Sem receber dezembro em Goiás, PM e Corpo de Bombeiros podem parar, afirma associação

A Associação de Cabos e Soldados da Polícia Militar e do Corpo de Bombeiros Militares de Goiás informa em seu portal na internet que seus homens e mulheres podem suspender suas atividades caso o governador Ronaldo Caiado (DEM) não pague os salários de dezembro até dia 10 de janeiro, conforme estabelece a Constituição do Estado.

Em nota publicada em seu site na tarde desta segunda-feira, a entidade afirma que “a Associação dos Cabos e Soldados da Polícia Militar e Bombeiro Militar do Estado de Goiás é frontalmente CONTRA a intenção do governador Ronaldo Caiado que propôs parcelar, em até oito vezes, o salário do mês de dezembro das duas corporações”. A associação “convoca os associados para estarem atentos e mobilizados para protestar e defender o que é mais sagrado para o trabalhador: o seu salário”.

Leia a íntegra da nota sobre a possibilidade de paralisação:
“O presidente da ACS, sargento Gilberto Cândido de Lima, lembra que uma das principais promessas de campanha do recém-empossado Governador era a manutenção do pagamento da folha em dia. “Ele mal assumiu e já quer descumprir uma de suas principais propostas de campanha”, alerta o presidente da ACS.

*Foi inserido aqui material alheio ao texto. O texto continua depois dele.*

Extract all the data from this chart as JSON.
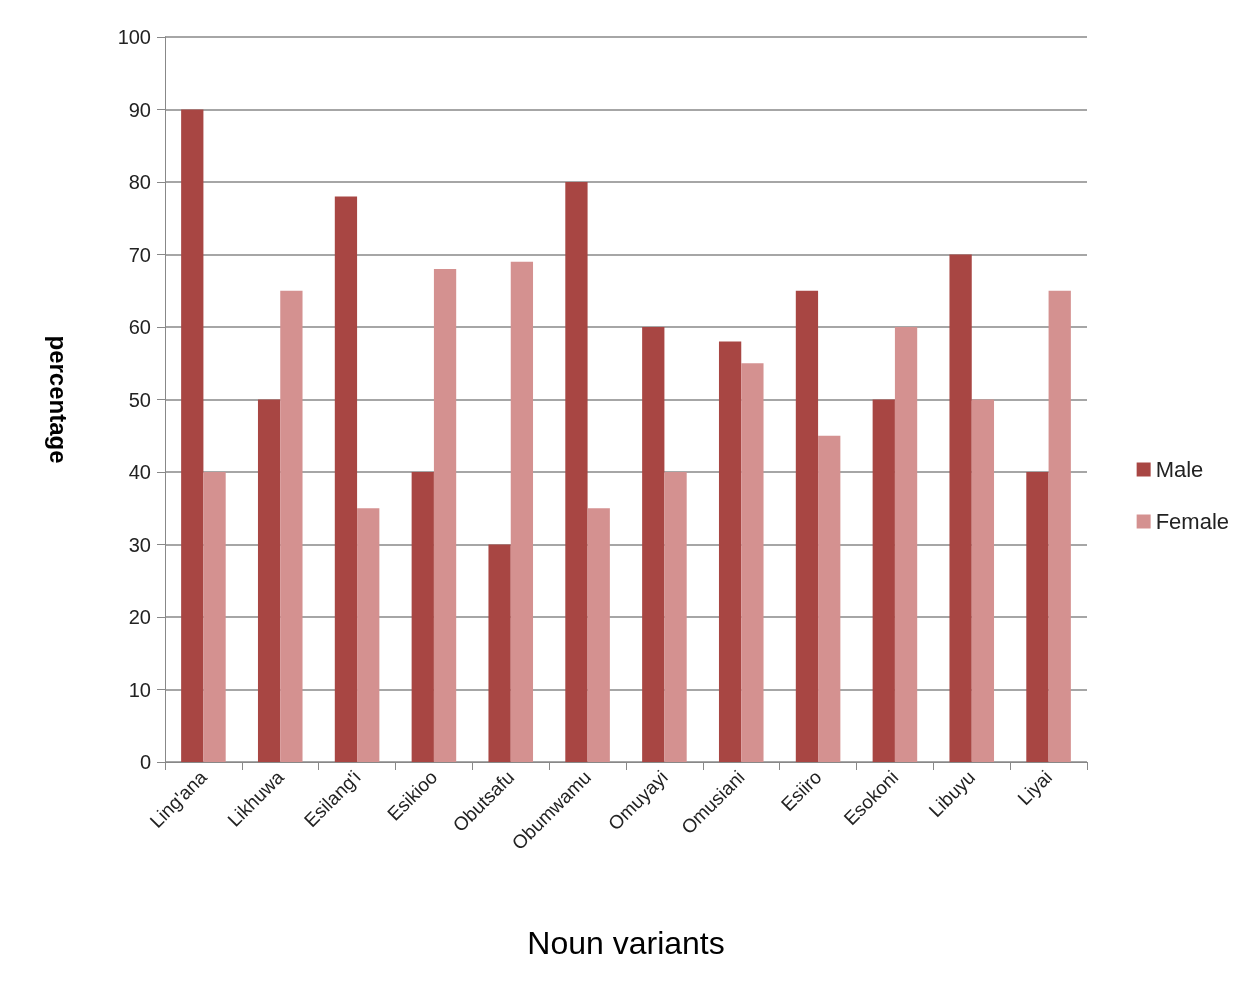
{
  "chart_data": {
    "type": "bar",
    "xlabel": "Noun variants",
    "ylabel": "percentage",
    "categories": [
      "Ling'ana",
      "Likhuwa",
      "Esilang'i",
      "Esikioo",
      "Obutsafu",
      "Obumwamu",
      "Omuyayi",
      "Omusiani",
      "Esiiro",
      "Esokoni",
      "Libuyu",
      "Liyai"
    ],
    "series": [
      {
        "name": "Male",
        "color": "#a84643",
        "values": [
          90,
          50,
          78,
          40,
          30,
          80,
          60,
          58,
          65,
          50,
          70,
          40
        ]
      },
      {
        "name": "Female",
        "color": "#d49190",
        "values": [
          40,
          65,
          35,
          68,
          69,
          35,
          40,
          55,
          45,
          60,
          50,
          65
        ]
      }
    ],
    "ylim": [
      0,
      100
    ],
    "yticks": [
      0,
      10,
      20,
      30,
      40,
      50,
      60,
      70,
      80,
      90,
      100
    ],
    "grid": "y",
    "legend": "right"
  }
}
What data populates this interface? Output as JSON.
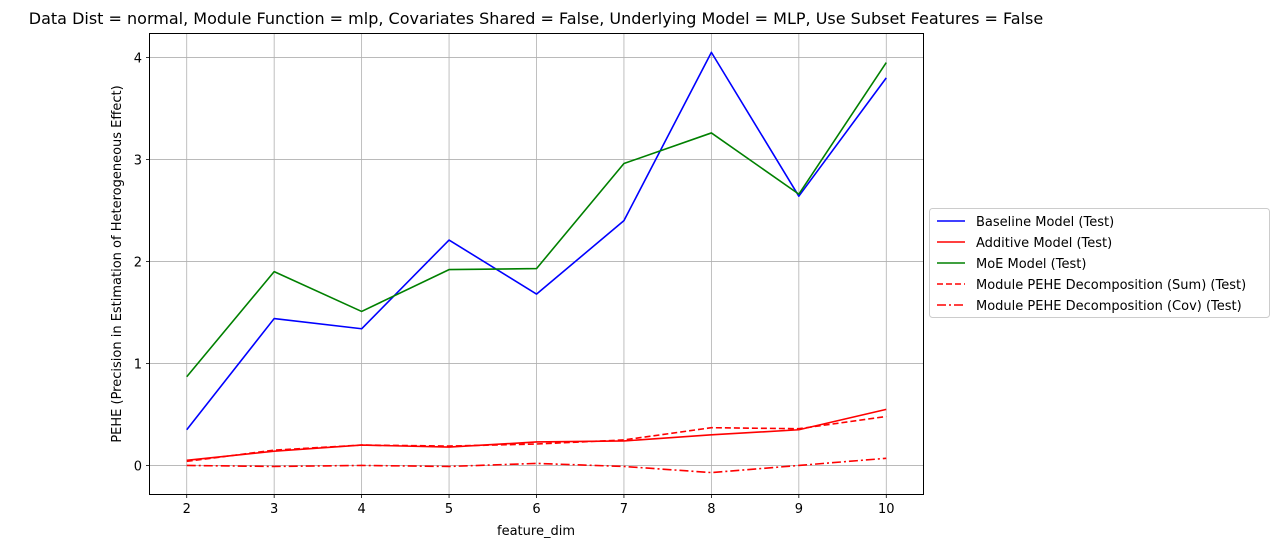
{
  "chart_data": {
    "type": "line",
    "title": "Data Dist = normal, Module Function = mlp, Covariates Shared = False, Underlying Model = MLP, Use Subset Features = False",
    "xlabel": "feature_dim",
    "ylabel": "PEHE (Precision in Estimation of Heterogeneous Effect)",
    "x": [
      2,
      3,
      4,
      5,
      6,
      7,
      8,
      9,
      10
    ],
    "xlim": [
      1.58,
      10.42
    ],
    "ylim": [
      -0.28,
      4.23
    ],
    "xticks": [
      "2",
      "3",
      "4",
      "5",
      "6",
      "7",
      "8",
      "9",
      "10"
    ],
    "yticks": [
      "0",
      "1",
      "2",
      "3",
      "4"
    ],
    "grid": true,
    "legend_position": "center-right outside",
    "series": [
      {
        "name": "Baseline Model (Test)",
        "color": "#0000ff",
        "style": "solid",
        "values": [
          0.35,
          1.44,
          1.34,
          2.21,
          1.68,
          2.4,
          4.05,
          2.64,
          3.8
        ]
      },
      {
        "name": "Additive Model (Test)",
        "color": "#ff0000",
        "style": "solid",
        "values": [
          0.05,
          0.14,
          0.2,
          0.18,
          0.23,
          0.24,
          0.3,
          0.35,
          0.55
        ]
      },
      {
        "name": "MoE Model (Test)",
        "color": "#008000",
        "style": "solid",
        "values": [
          0.87,
          1.9,
          1.51,
          1.92,
          1.93,
          2.96,
          3.26,
          2.66,
          3.95
        ]
      },
      {
        "name": "Module PEHE Decomposition (Sum) (Test)",
        "color": "#ff0000",
        "style": "dashed",
        "values": [
          0.04,
          0.15,
          0.2,
          0.19,
          0.21,
          0.25,
          0.37,
          0.36,
          0.48
        ]
      },
      {
        "name": "Module PEHE Decomposition (Cov) (Test)",
        "color": "#ff0000",
        "style": "dashdot",
        "values": [
          0.0,
          -0.01,
          0.0,
          -0.01,
          0.02,
          -0.01,
          -0.07,
          0.0,
          0.07
        ]
      }
    ]
  }
}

Gilberto Cândido que representa mais de seis mil associados, entre ativos e inativos, diz que vai aguardar até o dia dez deste mês pela quitação integral dos salários, caso contrário vai mobilizar a tropa para forçar o Governo a cumprir com sua obrigação. “Há mais de vinte anos nossos salários são pagos em dia, dentro do mês trabalhado. Nossos policiais e bombeiros não vão pagar o preço de situação financeira herdada por quem assumiu o cargo. Trabalhamos honestamente e precisamos receber”.

O presidente da ACS ainda critica o fato de outras categorias do serviço público estadual ter recebido ou terem garantia de que vão receber até dia dez e os policiais e bombeiros ficarem de fora. “Outros servidores vão receber o salário de uma vez, como os da Assembleia Legislativa e do Poder Judiciário, e os policiais e bombeiros vão ficar de fora. Não aceitamos isso. Se até o dia dez não nos pagar vamos convocar uma assembleia geral e vamos paralisar nossas atividades”, afirma.

O presidente da ACS afirma de forma enfática ao Governador: “Nós fizemos a nossa parte e queremos receber e de uma vez só e não dividido em oito parcelas”. Gilberto Cândido também criticou o posicionamento da nova secretária da fazenda que disse na reunião do último dia três com mais de trinta entidades sindicais que o Estado não tem como quitar a folha de dezembro. Cristiane Schmidt disse ainda que os servidores públicos devem agradecer por estarem empregados.

“Quero dizer para ela que somos servidores públicos concursados. Não devemos favor para ninguém. Ela veio do Rio de Janeiro para cá e não conhece Goiás. Lá eles acabaram com o Estado, mas aqui tem homens e mulheres sérios. Trabalhamos e queremos receber”.

Gilberto Cândido de Lima lamenta ainda a falta de diálogo por parte do novo Governo para negociar uma crise como essa e convocou os associados para estarem atentos e mobilizados para protestar e defender o que é mais sagrado para o trabalhador: o seu salário.

“A Associação dos Cabos e Soldados não vai aceitar que seus associados e os demais policiais e bombeiros fiquem sem receber. Se houver necessidade de fazer uma paralisação, vou convocar uma assembleia geral e vamos estar todos juntos. Tenho certeza que terei apoio de todas as Praças. A responsabilidade pelo atraso no pagamento não é nossa, mas vamos cobrar com todas as forças o cumprimento dessa obrigação”, finalizou.